Однако настоящий успех в кино к Кадочникову пришёл в 1941 году, в музыкальной комедии Александра Ивановского «Антон Иванович сердится». Последний съёмочный день картины выпал на 21 июня. Утром следующего дня началась война.
Кадочников вспоминает:
«Каждый день приносил тревожные сводки с фронта, и нам, молодым актёрам, казалось больше невозможным оставаться в тылу: мы должны защищать Родину. Эти мысли не давали покоя. В конце июля я решил, что обязан наконец что-то предпринять. Выяснять свою судьбу отправился в районный комитет комсомола.
Я не запомнил фамилию секретаря райкома, но внешность его до сих пор хорошо помню.
Передо мной сидел юноша, почти мальчик, в перетянутой ремнём гимнастёрке. Он был коротко, под машинку, острижен, из-за чего голова его казалась круглой. Большие серые глаза были оттенены синевой усталости и смотрели из-под нахмуренных бровей в упор, не мигая.
— Ты подавал заявление в народное ополчение? — тихо и как-то очень сосредоточенно спросил секретарь.
— Да, — ответил я тоже почему-то тихо.
— Зачем ты это сделал? — строго прозвучал новый вопрос.
— Так поступают все мои товарищи, — лаконично, в тон собеседнику пояснил я, хотя был уверен, что здесь ничего неясного нет.
И действительно, этих слов оказалось достаточно. Он молча взял со стола заявление и протянул его.
— Разорви!
Вид у меня в ту минуту был, наверное, изумлённый.

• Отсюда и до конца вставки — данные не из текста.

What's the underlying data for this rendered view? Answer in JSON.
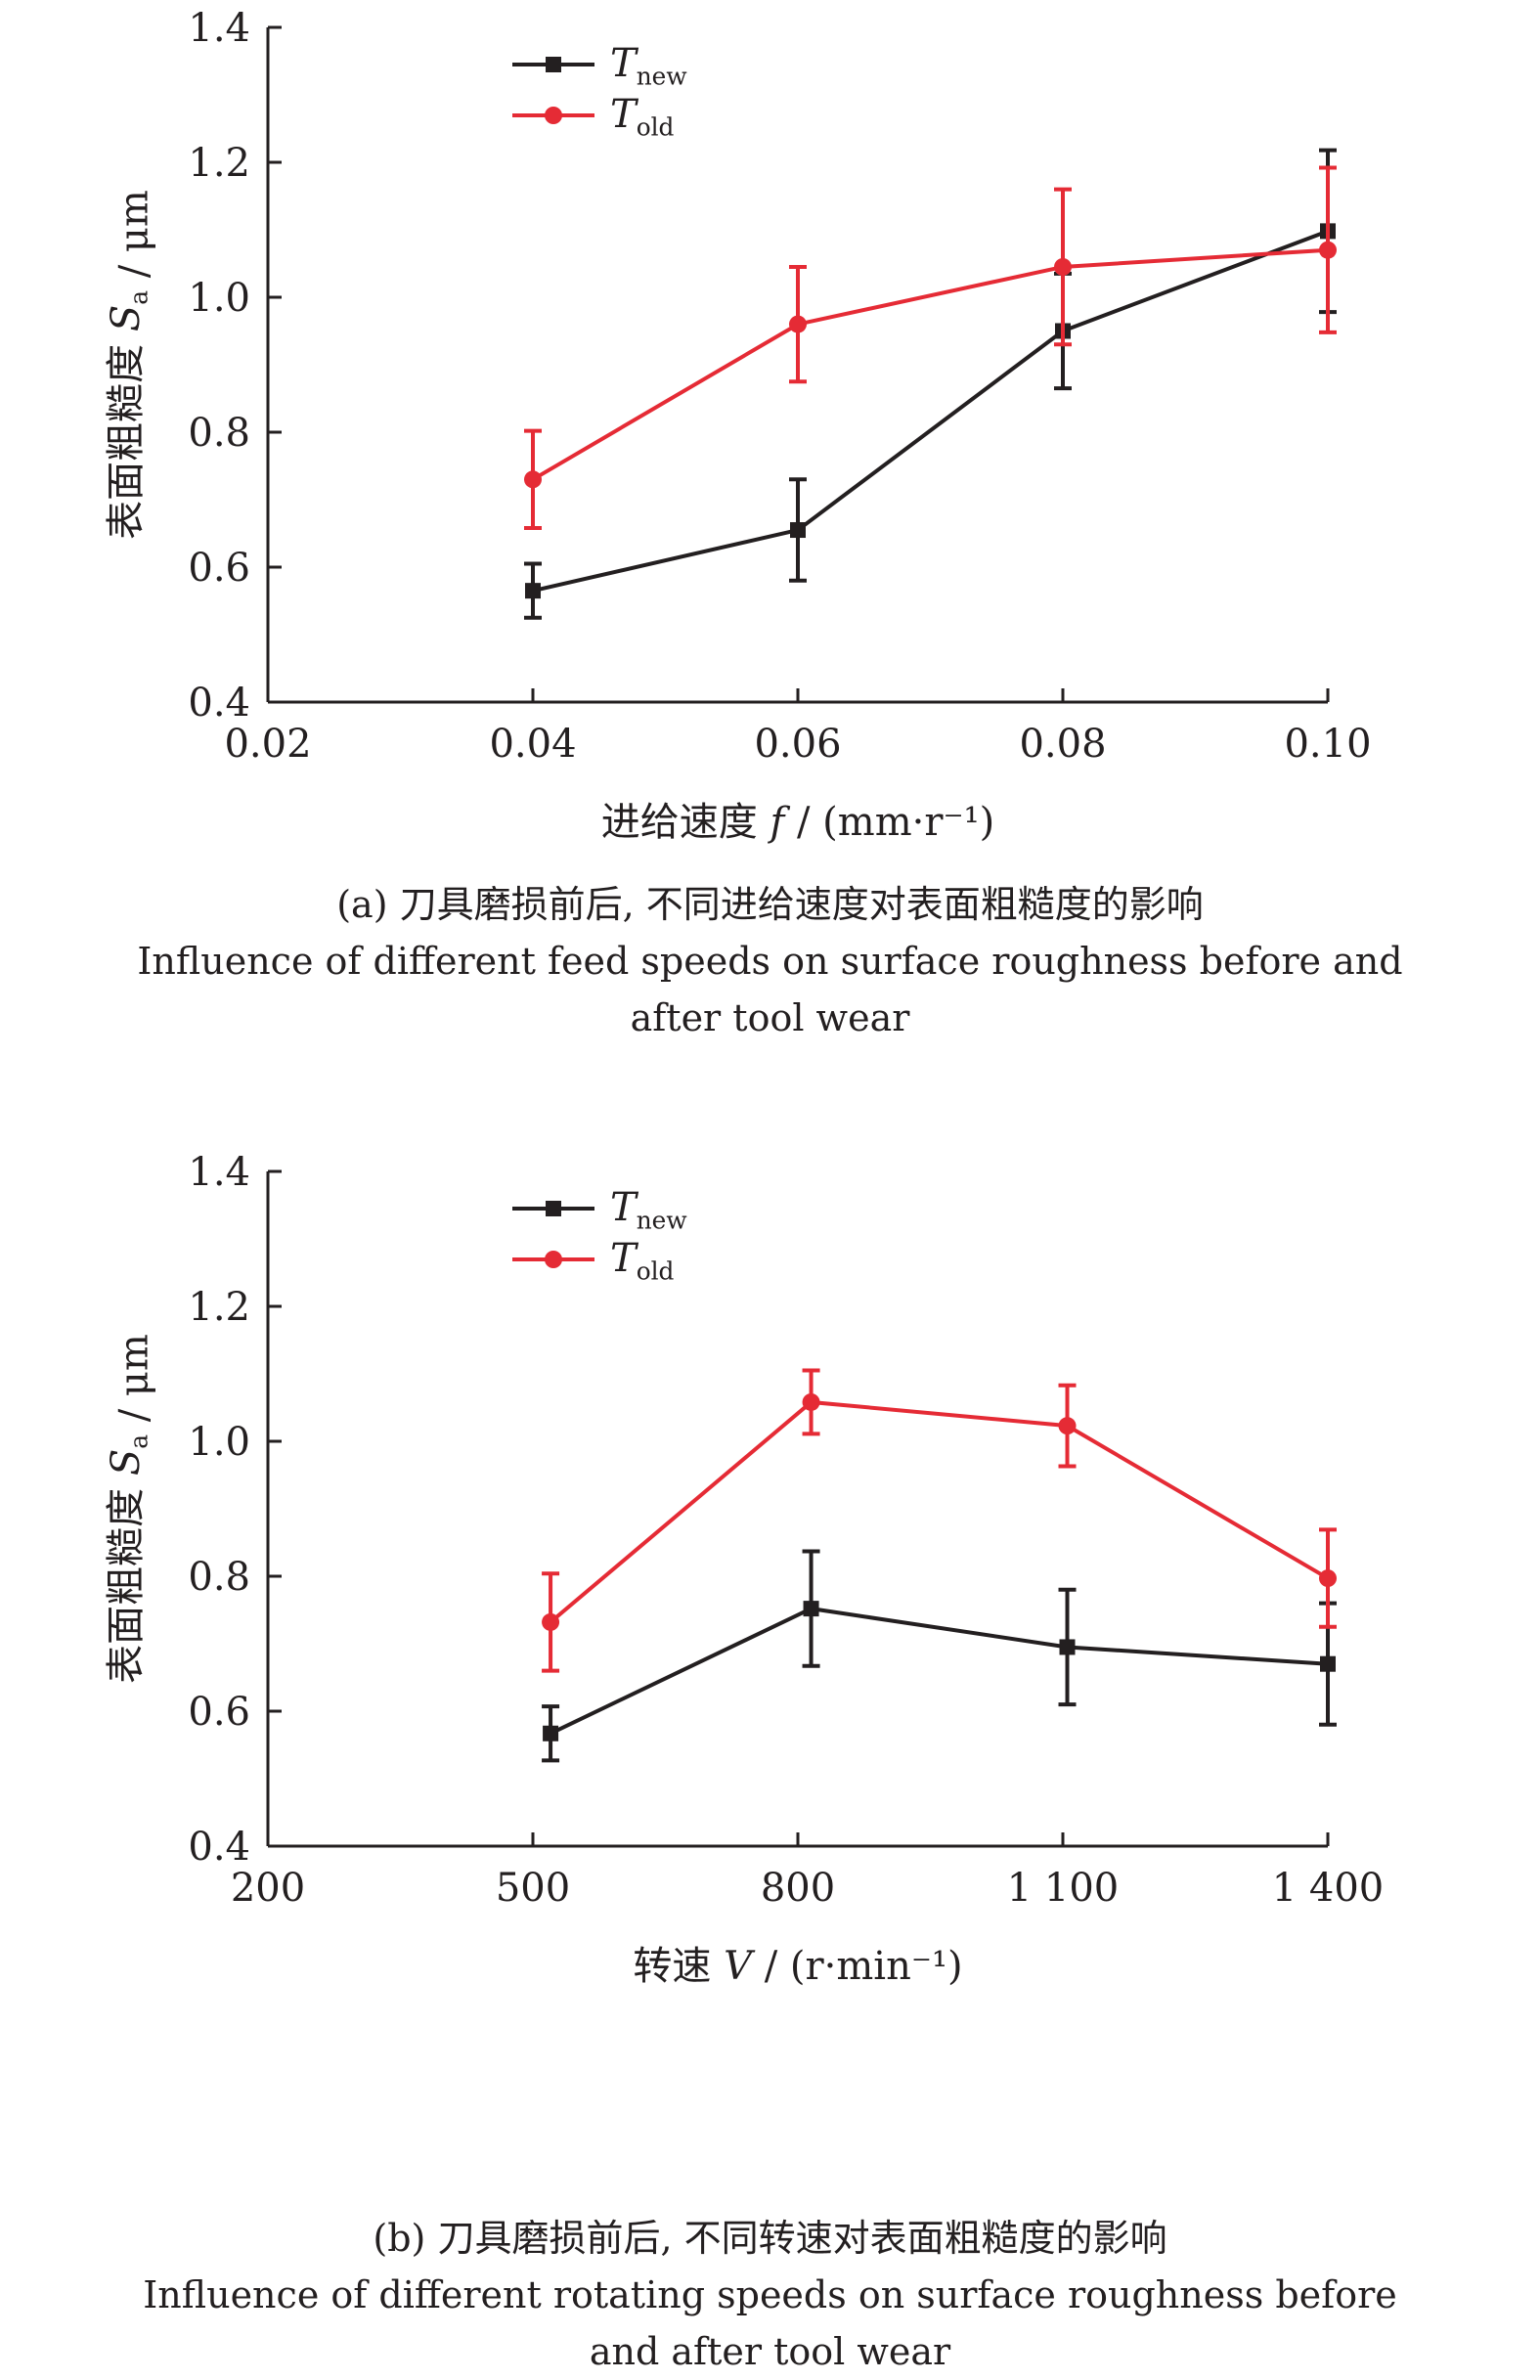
{
  "colors": {
    "new": "#231f20",
    "old": "#e52b35",
    "axis": "#231f20"
  },
  "chart_data": [
    {
      "type": "line",
      "ylabel": "表面粗糙度 S_a / μm",
      "xlabel": "进给速度 f / (mm·r⁻¹)",
      "xlim": [
        0.02,
        0.1
      ],
      "ylim": [
        0.4,
        1.4
      ],
      "xticks": [
        0.02,
        0.04,
        0.06,
        0.08,
        0.1
      ],
      "xtick_labels": [
        "0.02",
        "0.04",
        "0.06",
        "0.08",
        "0.10"
      ],
      "yticks": [
        0.4,
        0.6,
        0.8,
        1.0,
        1.2,
        1.4
      ],
      "ytick_labels": [
        "0.4",
        "0.6",
        "0.8",
        "1.0",
        "1.2",
        "1.4"
      ],
      "legend_position": "top-left",
      "series": [
        {
          "name": "T_new",
          "key": "new",
          "marker": "square",
          "x": [
            0.04,
            0.06,
            0.08,
            0.1
          ],
          "y": [
            0.565,
            0.655,
            0.95,
            1.098
          ],
          "err": [
            0.04,
            0.075,
            0.085,
            0.12
          ]
        },
        {
          "name": "T_old",
          "key": "old",
          "marker": "circle",
          "x": [
            0.04,
            0.06,
            0.08,
            0.1
          ],
          "y": [
            0.73,
            0.96,
            1.045,
            1.07
          ],
          "err": [
            0.072,
            0.085,
            0.115,
            0.122
          ]
        }
      ]
    },
    {
      "type": "line",
      "ylabel": "表面粗糙度 S_a / μm",
      "xlabel": "转速 V / (r·min⁻¹)",
      "xlim": [
        200,
        1400
      ],
      "ylim": [
        0.4,
        1.4
      ],
      "xticks": [
        200,
        500,
        800,
        1100,
        1400
      ],
      "xtick_labels": [
        "200",
        "500",
        "800",
        "1 100",
        "1 400"
      ],
      "yticks": [
        0.4,
        0.6,
        0.8,
        1.0,
        1.2,
        1.4
      ],
      "ytick_labels": [
        "0.4",
        "0.6",
        "0.8",
        "1.0",
        "1.2",
        "1.4"
      ],
      "legend_position": "top-left",
      "series": [
        {
          "name": "T_new",
          "key": "new",
          "marker": "square",
          "x": [
            520,
            815,
            1105,
            1400
          ],
          "y": [
            0.567,
            0.752,
            0.695,
            0.67
          ],
          "err": [
            0.04,
            0.085,
            0.085,
            0.09
          ]
        },
        {
          "name": "T_old",
          "key": "old",
          "marker": "circle",
          "x": [
            520,
            815,
            1105,
            1400
          ],
          "y": [
            0.732,
            1.058,
            1.023,
            0.797
          ],
          "err": [
            0.072,
            0.047,
            0.06,
            0.072
          ]
        }
      ]
    }
  ],
  "captions": {
    "a": {
      "zh": "(a) 刀具磨损前后, 不同进给速度对表面粗糙度的影响",
      "en1": "Influence of different feed speeds on surface roughness before and",
      "en2": "after tool wear"
    },
    "b": {
      "zh": "(b) 刀具磨损前后, 不同转速对表面粗糙度的影响",
      "en1": "Influence of different rotating speeds on surface roughness before",
      "en2": "and after tool wear"
    }
  }
}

— Ты снимаешься в „Обороне Царицына“ и „Походе Ворошилова“. На „Ленфильме“ сообщили, что это фильмы оборонного значения. Вернись на студию…
Я подавленно молчал.
— Сейчас война, но искусство не должно умереть, — негромко добавил он. — С этого дня считай себя солдатом и выполняй свой долг… Ты понял меня или повторить ещё раз?
— Не надо, — ответил я.
И тогда вдруг услышал: „Кругом!“
Я повернулся по-военному чётко и зашагал к выходу…»
Впоследствии Кадочников будет часто сетовать на то, что не был достаточно настойчив в своём стремлении уйти на фронт. А недоброжелатели из киношных кругов будут активно распускать сплетни о том, будто Кадочников не попал на фронт… благодаря своим гомосексуальным связям с режиссёром С. Эйзенштейном. Мол, тот сделал всё возможное, чтобы его молодой любовник не попал в кровавую мясорубку. Несмотря на то что это была явная ложь, находились люди, которые в неё верили.
В 1942 году на экраны страны выходит двухсерийная кинолента «Оборона Царицына» братьев Васильевых, в которой Кадочников исполняет одну из главных ролей. Вскоре после этого актёра приглашает Сергей Эйзенштейн (вот когда слухи об их любовной связи особенно
сильно муссировались): в фильме «Иван Грозный» Кадочникову пришлось перевоплотиться во Владимира Старицкого. Его актёрское мастерство столь впечатляюще, что Эйзенштейн мечтает снять Кадочникова в двух ролях в третьей серии картины: в роли духовника царя Евстафия и Сигизмунда. Однако этому желанию великого режиссёра не суждено было сбыться: третья серия так и не была снята.Кадочников вспоминает:
«Первую встречу с Эйзенштейном помню очень хорошо — она произошла в столовой. Перед этим я месяц и двенадцать дней добирался со съёмочной группой „Оборона Царицына“ из Сталинграда в Алма-Ату. Я был молод, худ и плохо одет. В костюмерной мне выдали венгерку, и в этаком-то виде я пришёл в студийную столовую. Вдруг чувствую на себе пристальный взгляд: кто-то внимательно изучает, как я ем, как разговариваю. Борис Свешников, второй режиссёр Эйзенштейна, передал мне его приглашение попробоваться на роль Старицкого.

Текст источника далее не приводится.